I came across your blog from a comment on Heather's. Beautiful photographs and such interesting history

acornmoon said...

Such a rich county,almost as good as Lancashire! well, I am allowed to say that as I am a Lancashire lass. Both are beautiful in their own unique ways.

Woman in a Window said...

A sad life for all who had to toil so, I think, but such beautiful country now.

Cloudia said...

Makes the plantation work endured by many of our Hawaii forebearers seen almost benign by comparrison.
Wonderful country!

Aloha & thanks

Bdogs said...

My memory of such high old places is that they hold a power, still, and speak to mysteries.

Crafty Green Poet said...

history repeats itself over and over just in different ways. Very interesting post

Teresa said...

Thank you for such an interesting article. It's sad that many fortunes are made on the backs of the unfortunate masses doing the dirty work. Compared to those workers we all live like kings today.

Memo to self: Don't utter one word of complaint when things aren't what I'd like them to be.

Lucy Corrander said...

I am so grateful that I live now and not then. So fortunate!

It's odd, and it makes me uncomfortable, that the suffering of others can leave such interesting and surprisingly beautiful marks on our landscapes.

Lucy

The Weaver of Grass said...

Thanks to everyone for their comments - too numerous to answer but I think everyone agrees that those were awful times if you weren't rich and powerful.

Mistlethrush said...

Maybe you should get a job as a part-time tour guide? Or write a local history book?

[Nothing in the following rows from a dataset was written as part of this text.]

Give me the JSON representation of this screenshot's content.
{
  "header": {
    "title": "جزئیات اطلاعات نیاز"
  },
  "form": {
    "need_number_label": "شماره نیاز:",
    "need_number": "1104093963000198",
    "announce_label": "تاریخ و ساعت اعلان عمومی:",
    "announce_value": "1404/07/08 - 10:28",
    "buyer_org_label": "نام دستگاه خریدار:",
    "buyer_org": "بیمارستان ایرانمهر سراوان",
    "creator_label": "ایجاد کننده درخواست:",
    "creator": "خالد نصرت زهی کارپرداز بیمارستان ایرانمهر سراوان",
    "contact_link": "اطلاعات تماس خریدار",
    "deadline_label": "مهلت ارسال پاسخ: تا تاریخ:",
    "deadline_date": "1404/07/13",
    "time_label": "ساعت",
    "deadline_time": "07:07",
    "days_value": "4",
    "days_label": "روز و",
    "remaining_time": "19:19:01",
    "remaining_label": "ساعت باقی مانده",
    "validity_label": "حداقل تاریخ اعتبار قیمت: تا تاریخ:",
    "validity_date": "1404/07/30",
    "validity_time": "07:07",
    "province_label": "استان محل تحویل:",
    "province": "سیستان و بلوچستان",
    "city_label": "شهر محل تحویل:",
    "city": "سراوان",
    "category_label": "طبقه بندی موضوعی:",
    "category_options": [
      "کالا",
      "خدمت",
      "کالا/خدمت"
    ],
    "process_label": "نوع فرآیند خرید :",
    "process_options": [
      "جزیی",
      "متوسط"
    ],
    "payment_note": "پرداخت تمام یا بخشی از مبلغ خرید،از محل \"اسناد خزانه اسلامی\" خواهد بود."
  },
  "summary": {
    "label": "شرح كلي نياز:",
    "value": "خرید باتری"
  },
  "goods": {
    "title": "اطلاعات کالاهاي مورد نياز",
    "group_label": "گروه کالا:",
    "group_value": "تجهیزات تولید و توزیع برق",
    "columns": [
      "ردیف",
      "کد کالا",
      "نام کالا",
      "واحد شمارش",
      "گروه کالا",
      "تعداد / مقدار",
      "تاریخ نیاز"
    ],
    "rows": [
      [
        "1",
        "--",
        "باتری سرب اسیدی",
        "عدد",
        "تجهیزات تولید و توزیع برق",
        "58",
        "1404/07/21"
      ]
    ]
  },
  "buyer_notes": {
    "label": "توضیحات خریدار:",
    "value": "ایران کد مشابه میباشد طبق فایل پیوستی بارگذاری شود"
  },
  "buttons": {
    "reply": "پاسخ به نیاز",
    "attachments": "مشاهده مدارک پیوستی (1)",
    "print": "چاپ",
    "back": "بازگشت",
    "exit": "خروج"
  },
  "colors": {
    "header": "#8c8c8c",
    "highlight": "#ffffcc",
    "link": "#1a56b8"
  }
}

jeannette stgermain said...

I would come back to read and it's quite a story. Thank you for sharing it. The truth should be told. th miners and their families deserve that!

Janice Thomson said...

Gosh incredibly interesting history with these fascinating photos.It's so true the 'good old days' really were not that good for many - the things they endured are beyond our comprehension.